Hi All, need some insight. Working on a small enclosure that requires aluminum to slightly flex to disengage a simple opening mechanism. The aluminum will be milled in the final product. Has anyone come across anything similar? Can aluminum flex ever so slightly and the elasticity will last many years?
Any thoughts or critiques are welcome. Product is in super early stages
This sounds like an interesting situation. It sounds like you are interested in creating something flexible but creating the object with a milling machine seems contrary – if the housing can flex as part of the mechanism will it be rigid enough to machine?
The amount of flexure will be driven by your wall thickness and wall supports. As far as remaining elastic for years, that is another ballgame.
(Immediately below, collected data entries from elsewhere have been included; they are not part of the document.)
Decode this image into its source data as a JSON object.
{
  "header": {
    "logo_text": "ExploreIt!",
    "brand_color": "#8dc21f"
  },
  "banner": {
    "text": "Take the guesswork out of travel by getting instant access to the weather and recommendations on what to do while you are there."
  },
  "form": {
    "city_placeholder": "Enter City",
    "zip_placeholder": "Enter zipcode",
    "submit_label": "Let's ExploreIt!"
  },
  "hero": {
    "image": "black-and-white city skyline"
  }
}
You do not often find springs made of aluminum as it is inherently prone to fatigue and will break under cyclical loading. The fatigue life is tied to many factors including material grade, purity, heat treatment, surface finish, load magnitude, and environmental conditions.
How thick are yours walls and how far do you wish to deflect the aluminum?
The word milled aluminum and elasticity don’t go together very often. You don’t want to work harden the material by having something that will flex frequently over time.
There are all kinds of spring steels and materials that are well suited for flexing. Without looking at the specifics of the design it is very hard to say.
Either way, if your enclosure is CNC’ed you can always build a prototype and perform the accelerated life testing to see how many times you can use your latch before it fails. It may good enough to last tens of thousands of cycles, but really no good way to tell without a more in depth look at the design and material.
If you look at their fatigue life curves, steel flatlines- you can cyclically load it more or less forever as long as the stress is below about 1/2 of the ultimate tensile strength. With aluminum, that doesn’t happen. Aluminum will eventually fail at any stress level, if you cycle it long enough. “Eventually” is a relative term though- most airplanes are almost entirely aluminum, are subject to considerable cyclical stress, and fatigue failures are rare (partly because airplanes are inspected for cracks regularly). So what you’re proposing is certainly possible.
You also need to bear in mind that any kind of surface imperfection (scratches, notches, etc.) will have a dire effect on fatigue life. If your mechanism acts in such a way that it will mark the surface, fatigue failure will happen much more quickly at a given stress level.